Avvocato Ecclesia, si aspettava questo risultato elettorale?

“Vorrei cominciare ringraziando tutti i pulsanesi che mi hanno ripromosso per il secondo mandato consecutivo. E’ un fatto che mi onora e mi carica di responsabilità e cercherò, per quanto possibile, di coinvolgerli nel governo del paese. Questo risultato non mi sorprende perché ero certo che, presentandoci con una lista costituita da un solo partito rinnovato nell’assetto con innesti di gente nuova, valida e motivata, avremmo trasmesso coerenza, determinazione ed affidabilità. I pulsanesi desideravano certezza e tale convinzione l’hanno mostrata alle urne scegliendo una coalizione forte ed omogenea, piuttosto che una orientata solo alla vittoria senza nobili finalità come quella del centrosinistra, o l’altra con pochissimi sostenitori”.

Durante la campagna elettorale ha più volte espresso le difficoltà nell’amministrare alla luce dei vincoli del Patto di Stabilità, cosa aggiunge?
“Ribadisco quanto già dichiarato.
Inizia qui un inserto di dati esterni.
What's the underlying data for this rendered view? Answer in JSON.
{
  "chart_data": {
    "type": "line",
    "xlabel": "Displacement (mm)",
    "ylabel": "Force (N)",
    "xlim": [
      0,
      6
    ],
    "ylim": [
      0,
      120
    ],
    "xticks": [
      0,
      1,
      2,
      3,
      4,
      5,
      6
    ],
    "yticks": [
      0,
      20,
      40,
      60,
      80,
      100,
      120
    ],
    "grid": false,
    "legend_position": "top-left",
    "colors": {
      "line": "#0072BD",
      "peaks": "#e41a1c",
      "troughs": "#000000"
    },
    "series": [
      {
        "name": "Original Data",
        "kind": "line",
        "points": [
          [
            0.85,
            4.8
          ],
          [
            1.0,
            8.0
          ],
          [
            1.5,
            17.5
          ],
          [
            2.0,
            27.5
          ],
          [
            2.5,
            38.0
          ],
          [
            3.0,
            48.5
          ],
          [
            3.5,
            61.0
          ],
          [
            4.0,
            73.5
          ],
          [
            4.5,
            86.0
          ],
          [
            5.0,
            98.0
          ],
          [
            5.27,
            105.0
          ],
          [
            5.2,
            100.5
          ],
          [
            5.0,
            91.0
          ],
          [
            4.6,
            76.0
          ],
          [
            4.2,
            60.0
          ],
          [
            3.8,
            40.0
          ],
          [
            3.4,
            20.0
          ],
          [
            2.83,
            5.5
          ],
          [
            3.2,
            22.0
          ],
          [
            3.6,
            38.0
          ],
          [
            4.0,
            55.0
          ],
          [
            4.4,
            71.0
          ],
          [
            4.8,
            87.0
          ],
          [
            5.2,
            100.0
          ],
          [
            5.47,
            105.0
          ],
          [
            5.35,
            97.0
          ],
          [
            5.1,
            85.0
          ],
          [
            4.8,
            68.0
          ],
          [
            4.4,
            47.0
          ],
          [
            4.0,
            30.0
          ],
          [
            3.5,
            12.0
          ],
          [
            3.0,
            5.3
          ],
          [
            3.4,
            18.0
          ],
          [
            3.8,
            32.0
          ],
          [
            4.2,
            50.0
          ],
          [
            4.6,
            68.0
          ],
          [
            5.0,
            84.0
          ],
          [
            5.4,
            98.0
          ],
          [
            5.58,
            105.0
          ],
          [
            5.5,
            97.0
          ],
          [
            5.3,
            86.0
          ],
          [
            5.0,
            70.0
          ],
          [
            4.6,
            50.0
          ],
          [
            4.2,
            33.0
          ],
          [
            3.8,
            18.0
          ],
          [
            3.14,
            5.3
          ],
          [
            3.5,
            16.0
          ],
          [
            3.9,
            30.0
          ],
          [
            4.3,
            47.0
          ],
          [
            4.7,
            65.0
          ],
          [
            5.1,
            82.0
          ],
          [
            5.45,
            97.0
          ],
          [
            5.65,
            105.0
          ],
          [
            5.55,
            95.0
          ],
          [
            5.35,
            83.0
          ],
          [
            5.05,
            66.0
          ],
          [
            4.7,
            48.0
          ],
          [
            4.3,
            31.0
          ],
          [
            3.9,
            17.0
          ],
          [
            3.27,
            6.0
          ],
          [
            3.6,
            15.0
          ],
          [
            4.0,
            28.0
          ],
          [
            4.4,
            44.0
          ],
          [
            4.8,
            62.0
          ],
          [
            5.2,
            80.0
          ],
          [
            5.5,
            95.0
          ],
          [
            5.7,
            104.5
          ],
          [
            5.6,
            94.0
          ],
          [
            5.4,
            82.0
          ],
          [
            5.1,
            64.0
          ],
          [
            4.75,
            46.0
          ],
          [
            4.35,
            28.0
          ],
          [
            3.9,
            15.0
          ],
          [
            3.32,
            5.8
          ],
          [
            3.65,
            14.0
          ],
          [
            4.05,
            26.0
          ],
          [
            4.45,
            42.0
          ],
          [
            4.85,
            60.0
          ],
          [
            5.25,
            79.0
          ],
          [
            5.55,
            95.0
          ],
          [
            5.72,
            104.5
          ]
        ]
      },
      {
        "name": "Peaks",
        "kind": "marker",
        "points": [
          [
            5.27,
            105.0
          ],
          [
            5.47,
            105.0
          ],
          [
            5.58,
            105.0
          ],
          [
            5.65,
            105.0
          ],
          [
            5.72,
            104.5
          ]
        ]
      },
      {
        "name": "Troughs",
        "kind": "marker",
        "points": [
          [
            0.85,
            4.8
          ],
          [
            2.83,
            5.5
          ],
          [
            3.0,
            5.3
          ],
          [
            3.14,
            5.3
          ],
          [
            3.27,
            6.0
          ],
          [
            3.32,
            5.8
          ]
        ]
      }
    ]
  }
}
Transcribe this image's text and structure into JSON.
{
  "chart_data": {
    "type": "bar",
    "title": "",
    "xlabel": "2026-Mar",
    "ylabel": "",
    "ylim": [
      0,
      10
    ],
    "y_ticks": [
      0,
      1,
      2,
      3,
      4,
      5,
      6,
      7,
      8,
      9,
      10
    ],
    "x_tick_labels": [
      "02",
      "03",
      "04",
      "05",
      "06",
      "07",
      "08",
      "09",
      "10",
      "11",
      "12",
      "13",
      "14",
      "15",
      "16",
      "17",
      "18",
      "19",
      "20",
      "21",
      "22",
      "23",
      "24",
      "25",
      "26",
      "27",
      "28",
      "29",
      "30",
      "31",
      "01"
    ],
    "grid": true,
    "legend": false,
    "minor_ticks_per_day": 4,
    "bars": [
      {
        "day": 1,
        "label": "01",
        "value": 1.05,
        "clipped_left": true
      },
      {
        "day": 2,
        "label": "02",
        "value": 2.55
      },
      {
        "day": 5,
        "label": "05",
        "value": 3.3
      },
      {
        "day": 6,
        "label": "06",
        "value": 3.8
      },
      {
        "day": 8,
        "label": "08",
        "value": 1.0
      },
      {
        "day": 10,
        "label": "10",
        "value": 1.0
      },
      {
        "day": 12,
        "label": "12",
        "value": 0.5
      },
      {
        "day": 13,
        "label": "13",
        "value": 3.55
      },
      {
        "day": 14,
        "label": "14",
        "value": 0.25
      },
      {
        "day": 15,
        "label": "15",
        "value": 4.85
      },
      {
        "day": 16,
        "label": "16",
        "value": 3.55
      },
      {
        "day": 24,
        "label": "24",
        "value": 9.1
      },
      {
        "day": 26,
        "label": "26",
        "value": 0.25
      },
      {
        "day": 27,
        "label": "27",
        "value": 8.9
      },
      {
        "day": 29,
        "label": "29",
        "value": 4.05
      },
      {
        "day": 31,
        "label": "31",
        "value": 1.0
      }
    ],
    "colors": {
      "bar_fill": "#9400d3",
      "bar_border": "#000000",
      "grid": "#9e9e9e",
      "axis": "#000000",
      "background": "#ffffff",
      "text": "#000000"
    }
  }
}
Gli effetti della crisi economica si vedono anche qui. Numerose sono le aziende che hanno chiuso o stanno per farlo e, quindi, c’è il dramma di lavoratori e famiglie che non sanno come vivere. A ciò si unisce l’errata dialettica di alcuni durante la campagna elettorale il cui unico obiettivo era la manipolazione dell’opinione pubblica. Indubbiamente i fondi a disposizione sono pochi, basti pensare che nel 2012 sono mancati 700 mila euro di contributi e l’aumento dell’evasione fiscale ha fatto in modo che s’incamerassero 1 milione e 300 mila euro in meno. Tuttavia le risorse disponibili, seppur minime, saranno indirizzate alla copertura delle voci di spesa più indispensabili”.

Sindaco, quale settore meriterebbe una cura particolare adesso?
“Indubbiamente il comparto economico-finanziario, già potenziato negli ultimi 3 anni con l’internalizzazione del servizio di riscossione tributi e l’informatizzazione delle procedure che ha reso i processi più snelli ed efficienti. È una sezione nevralgica su cui poggiano le sorti di tutti gli altri comparti amministrativi”.

Un’ultima considerazione sugli intenti che vuole realizzare nei prossimi 5 anni.
“Ci sono tutti i presupposti per governare bene Pulsano. L’amministrazione dovrà ascoltare i cittadini, aprirsi al dialogo e valorizzare le varie opinioni e i diversi contributi. Rimarco le competenze e la professionalità dei miei collaboratori, che ho già imparato a conoscere. Ci tengo solo a chiedere una cosa ai miei concittadini. I tempi sono difficili e siamo messi a dura prova da scarse risorse economiche ed emergenze continue. Esiste una volontà precisa di rispondere prontamente ad ogni esigenza che ci venga palesata ma loro devono ascoltare anche noi e comprendere le difficoltà che abbiamo nel garantire taluni servizi. Dobbiamo continuare a realizzare con coraggio, fiducia e stima reciproca il dialogo ed il coinvolgimento di tutti”.